Inilah wajah sistem kapitalisme yang senantiasa melahirkan berbagai macam persoalan termasuk persoalan pendidikan. Apa pun program yang lahir dari sistem yang menihilkan peran agama dari kehidupan ini, tidak mampu menyelesaikan persoalan yang ada. Sebab, yang menjadi akar persoalannya adalah keberadaan sistem kapitalisme itu sendiri. Sistem ini melihat segala sesuatu hanya dengan satu cara pandang yaitu materi, tidak ada yang lain.

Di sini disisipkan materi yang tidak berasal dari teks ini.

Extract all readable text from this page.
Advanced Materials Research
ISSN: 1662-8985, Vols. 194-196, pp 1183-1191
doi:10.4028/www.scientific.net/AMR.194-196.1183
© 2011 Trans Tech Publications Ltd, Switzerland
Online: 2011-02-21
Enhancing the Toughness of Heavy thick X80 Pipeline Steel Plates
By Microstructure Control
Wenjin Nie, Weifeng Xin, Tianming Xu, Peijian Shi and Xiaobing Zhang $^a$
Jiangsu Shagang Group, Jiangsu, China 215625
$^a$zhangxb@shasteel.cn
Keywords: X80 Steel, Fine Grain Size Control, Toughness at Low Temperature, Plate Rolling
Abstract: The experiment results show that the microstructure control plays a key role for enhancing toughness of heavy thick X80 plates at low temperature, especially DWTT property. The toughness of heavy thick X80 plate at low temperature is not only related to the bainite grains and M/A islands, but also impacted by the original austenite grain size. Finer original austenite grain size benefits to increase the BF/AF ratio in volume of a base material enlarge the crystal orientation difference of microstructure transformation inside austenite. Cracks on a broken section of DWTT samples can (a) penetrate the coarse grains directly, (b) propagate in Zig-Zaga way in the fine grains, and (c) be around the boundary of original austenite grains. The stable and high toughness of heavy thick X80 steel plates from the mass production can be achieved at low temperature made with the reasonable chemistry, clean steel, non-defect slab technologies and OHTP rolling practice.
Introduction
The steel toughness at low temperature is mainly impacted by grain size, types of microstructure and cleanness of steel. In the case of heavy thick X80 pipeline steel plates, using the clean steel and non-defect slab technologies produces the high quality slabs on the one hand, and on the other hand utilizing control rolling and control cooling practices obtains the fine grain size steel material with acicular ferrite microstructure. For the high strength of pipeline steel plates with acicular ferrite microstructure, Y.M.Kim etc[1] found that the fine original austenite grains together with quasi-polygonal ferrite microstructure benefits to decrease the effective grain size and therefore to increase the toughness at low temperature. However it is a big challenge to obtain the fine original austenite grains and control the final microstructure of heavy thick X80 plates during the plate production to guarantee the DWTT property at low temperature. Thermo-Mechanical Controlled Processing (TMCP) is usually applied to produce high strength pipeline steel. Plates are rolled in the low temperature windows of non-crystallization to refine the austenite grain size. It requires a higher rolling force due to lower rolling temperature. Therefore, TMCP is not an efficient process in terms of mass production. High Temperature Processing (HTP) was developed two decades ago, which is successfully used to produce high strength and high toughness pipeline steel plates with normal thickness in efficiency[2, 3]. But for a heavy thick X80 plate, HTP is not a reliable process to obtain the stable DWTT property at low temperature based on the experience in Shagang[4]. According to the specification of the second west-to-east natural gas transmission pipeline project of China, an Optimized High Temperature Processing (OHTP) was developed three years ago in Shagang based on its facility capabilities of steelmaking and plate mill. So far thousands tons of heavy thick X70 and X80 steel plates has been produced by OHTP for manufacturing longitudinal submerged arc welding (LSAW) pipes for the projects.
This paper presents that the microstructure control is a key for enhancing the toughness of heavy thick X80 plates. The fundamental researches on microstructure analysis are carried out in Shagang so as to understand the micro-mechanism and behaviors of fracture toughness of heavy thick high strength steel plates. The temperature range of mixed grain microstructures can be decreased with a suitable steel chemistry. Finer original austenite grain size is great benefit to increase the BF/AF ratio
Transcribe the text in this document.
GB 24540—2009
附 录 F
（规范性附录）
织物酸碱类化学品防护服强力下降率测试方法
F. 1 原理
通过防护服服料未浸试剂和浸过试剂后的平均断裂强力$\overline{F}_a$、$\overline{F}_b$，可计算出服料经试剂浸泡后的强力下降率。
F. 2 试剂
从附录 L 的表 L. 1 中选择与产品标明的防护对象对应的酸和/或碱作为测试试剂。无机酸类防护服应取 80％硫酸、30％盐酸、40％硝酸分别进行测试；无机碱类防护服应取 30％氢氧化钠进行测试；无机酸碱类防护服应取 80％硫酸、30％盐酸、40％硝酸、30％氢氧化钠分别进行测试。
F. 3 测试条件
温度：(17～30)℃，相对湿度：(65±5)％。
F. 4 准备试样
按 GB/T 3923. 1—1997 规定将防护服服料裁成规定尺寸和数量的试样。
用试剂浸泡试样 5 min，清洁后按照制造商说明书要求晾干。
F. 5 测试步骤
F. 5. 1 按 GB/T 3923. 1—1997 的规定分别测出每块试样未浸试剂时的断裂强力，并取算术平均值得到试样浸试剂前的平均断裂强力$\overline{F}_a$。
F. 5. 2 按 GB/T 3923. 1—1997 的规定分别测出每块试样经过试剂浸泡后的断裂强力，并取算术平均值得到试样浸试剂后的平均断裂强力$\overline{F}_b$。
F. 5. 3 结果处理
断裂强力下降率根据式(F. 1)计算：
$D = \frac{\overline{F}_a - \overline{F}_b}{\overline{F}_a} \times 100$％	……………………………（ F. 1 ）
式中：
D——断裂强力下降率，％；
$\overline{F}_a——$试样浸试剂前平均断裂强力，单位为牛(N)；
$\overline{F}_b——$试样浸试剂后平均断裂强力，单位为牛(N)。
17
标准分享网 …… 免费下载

Berbeda halnya dengan sistem Islam (Khilafah), yang menjadikan pendidikan bagian dari pengurusan negara. Sehingga negara wajib menjamin dan memfasilitasi pendidikan agar setiap individu rakyat dapat mengenyam pendidikan yang berkualitas secara adil dan merata, baik di desa maupun di kota. Selain itu, pendidikan merupakan kewajiban bagi setiap muslim yang harus ditunaikan. Rasulullah saw bersabda, ”Menuntut ilmu itu wajib bagi setiap muslim.” (HR Muslim)



Pendidikan memiliki peranan penting untuk melahirkan generasi cemerlang pemimpin peradaban dunia. Pendidikan Islam berbasis akidah memadukan antara nilai keimanan dengan ilmu kehidupan yang akan berpengaruh besar dalam setiap amal perbuatan generasi. Output pendidikannya adalah generasi yang berkepribadian Islam dan mampu menyelesaikan setiap persoalan kehidupan berdasarkan syariat Islam. 



Di sinilah peran penting negara agar dapat mewujudkan generasi cemerlang, yaitu dengan menjamin hak pendidikan kepada seluruh rakyatnya dengan cara gratis. Rakyat tidak dibebankan untuk memikirkan biaya pendidikan karena hal ini menjadi tanggung jawab negara. Bukan hanya pendidikan, semua kebutuhan pokok lainnya seperti kesehatan, keamanan, transportasi, dan lain sebagainya merupakan tanggung jawab negara. Rakyat pun bisa merasakan kehidupan yang makmur dan sejahtera, karena negara senantiasa hadir mengurusi urusan mereka. 


Maka wajarlah di masa kejayaan Islam, banyak melahirkan generasi emas, ilmuwan dan polymath. Mereka bukan hanya faqih dibidang agama, melainkan juga terdepan dalam sains dan teknologi. Bahkan keilmuan mereka berkontribusi besar pada peradaban dunia hingga hari ini. Jelaslah sudah hanya sistem Islam yang mampu merubah keadaan negeri ini dan dunia menjadi mulia. Maka sistem batil kapitalisme harus dihilangkan dan dibuang, serta diganti dengan sistem yang menjadikan manusia sebagai umat terbaik dengan peradaban terbaik yang berasal dari Zat Yang Mahabaik. Wallahua’lam.